An Iraqi law that forces children of Christian converts to be legally recognized as Muslims will lead to Christianity's extinction, says Bishop Rabban al-Qas.
Al-Qas, the senior Catholic Bishop in the Dohuk area of Iraqi Kurdistan, has spoken out against the Iraqi parliament's rejection of an amendment to a law that forces children who have one parent who converted from Islam to be automatically considered a Muslim upon birth.
The Bishop asserts that the law discriminates against Christians and other religious minorities and doesn't give the child the ability to eventually choose his or her own faith. The changing of one's religious affiliation can be a difficult task considering accusations of apostasy, a serious offense under Islamic law, are generally hurled around when someone converts.
Christian legislators proposed an amendment to the law that would have given children the ability to choose their religious affiliation once they reach the age of 18, which prevents them from automatically being labeled as a Muslim against their will.
Although the measure received backing from members of a number of political parties and religious groups, the measure failed miserably when it came time for a vote. Only 51 members voted in favor of the amendment, while 137 members voted against it.

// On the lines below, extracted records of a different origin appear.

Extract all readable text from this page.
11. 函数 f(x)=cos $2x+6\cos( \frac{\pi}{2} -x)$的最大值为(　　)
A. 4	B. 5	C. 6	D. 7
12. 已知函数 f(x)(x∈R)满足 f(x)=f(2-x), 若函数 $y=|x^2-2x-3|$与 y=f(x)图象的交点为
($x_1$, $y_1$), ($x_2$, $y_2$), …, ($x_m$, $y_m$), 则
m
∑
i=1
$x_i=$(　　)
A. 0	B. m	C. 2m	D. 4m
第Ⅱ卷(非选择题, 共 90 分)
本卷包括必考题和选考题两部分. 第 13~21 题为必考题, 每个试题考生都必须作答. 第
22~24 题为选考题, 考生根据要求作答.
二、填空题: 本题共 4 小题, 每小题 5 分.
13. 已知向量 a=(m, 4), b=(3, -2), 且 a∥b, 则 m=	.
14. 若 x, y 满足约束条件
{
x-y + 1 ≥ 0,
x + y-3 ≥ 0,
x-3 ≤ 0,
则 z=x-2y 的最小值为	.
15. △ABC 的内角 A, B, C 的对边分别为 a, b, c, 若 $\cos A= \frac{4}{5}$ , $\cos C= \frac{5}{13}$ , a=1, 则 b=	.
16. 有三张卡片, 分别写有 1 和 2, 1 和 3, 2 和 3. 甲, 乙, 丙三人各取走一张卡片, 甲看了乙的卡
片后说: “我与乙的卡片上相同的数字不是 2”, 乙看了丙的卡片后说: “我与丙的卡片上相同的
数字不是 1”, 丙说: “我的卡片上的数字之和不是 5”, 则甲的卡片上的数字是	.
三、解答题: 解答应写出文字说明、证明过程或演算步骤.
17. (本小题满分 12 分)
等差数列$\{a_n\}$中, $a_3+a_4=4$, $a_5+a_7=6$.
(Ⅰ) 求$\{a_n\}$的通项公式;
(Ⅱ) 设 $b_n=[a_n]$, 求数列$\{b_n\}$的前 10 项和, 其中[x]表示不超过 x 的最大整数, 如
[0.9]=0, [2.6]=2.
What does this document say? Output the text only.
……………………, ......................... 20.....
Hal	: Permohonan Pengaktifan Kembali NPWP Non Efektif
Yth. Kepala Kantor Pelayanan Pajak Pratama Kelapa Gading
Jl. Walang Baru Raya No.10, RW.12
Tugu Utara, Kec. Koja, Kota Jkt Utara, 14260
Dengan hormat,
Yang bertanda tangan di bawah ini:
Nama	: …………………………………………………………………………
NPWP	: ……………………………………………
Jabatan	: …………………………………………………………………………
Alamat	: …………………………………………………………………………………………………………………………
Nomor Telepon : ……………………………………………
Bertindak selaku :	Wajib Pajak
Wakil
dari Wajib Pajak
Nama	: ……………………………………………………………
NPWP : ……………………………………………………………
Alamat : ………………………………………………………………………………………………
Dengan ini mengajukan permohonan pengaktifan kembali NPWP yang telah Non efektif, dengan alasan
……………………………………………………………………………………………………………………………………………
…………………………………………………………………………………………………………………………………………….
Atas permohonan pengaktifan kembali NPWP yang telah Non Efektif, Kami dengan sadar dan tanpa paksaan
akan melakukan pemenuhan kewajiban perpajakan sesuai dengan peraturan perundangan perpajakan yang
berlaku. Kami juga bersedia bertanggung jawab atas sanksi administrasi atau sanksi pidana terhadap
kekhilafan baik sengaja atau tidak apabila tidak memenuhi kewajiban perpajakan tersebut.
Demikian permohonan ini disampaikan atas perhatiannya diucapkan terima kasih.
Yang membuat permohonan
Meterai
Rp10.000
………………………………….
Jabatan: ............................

Al-Qas recently spoke with Asia News and explained that the parliament's failure to amend the law will have serious "repercussions in Kurdistan," which has not yet been affected by the legislation.
"Once it was possible to change religion at the age of 18," al-Qas explained. "Now that is outlawed. This is a serious decision by the government in Baghdad behind which one finds fanatical groups and extremist groups that did their utmost to ensure that parliament would reject the amendment."
With the rise of the barbaric Islamic State terrorist organization having driven hundreds of thousands of Iraqi Christians and other religious minorities from their homes and out of the country, al-Qas feels that the law that imposes Islam on children of converts only further promotes the idea that non-Muslims are not welcome in Iraq.
"We are facing a genocide in a country that knows only death and liberticidal laws," al-Qas asserted, adding that there is "neither freedom nor respect" in Iraq.
Al-Qas, who along with his priests provide humanitarian support to Christian refugees from Mosul who have been pushed out of their homes by IS, added that the law only encourages the remaining Christians to leave the country. He said the law will accelerate the process of Christianity's extinction from the biblical region.
"It is not just a political project. There are also traces of an Islam that wants to eliminate minorities — a faith that prevents you from coming back or change if you are Muslim. If you change your religion, it will be forever. Such a mentality has nothing that is human," al-Qas asserted. "Not only have they taken homes and property from Christians, but now they also want to take their willpower, hope, freedom of religion and freedom to choose for the future."
Earlier in the week, Canon Andrew White, who was the only Anglican vicar in Iraq before he fled the country after his life was threatened by IS, told Christian Today that the persecution being faced by Iraqi Christians today is the worst ordeal Christians in Iraq have ever had to endure.
"The big question is, will there be Christians in the Middle East in five years?" White wondered. "Christianity will probably survive. It has been through so much. But this is the hardest thing it has been through."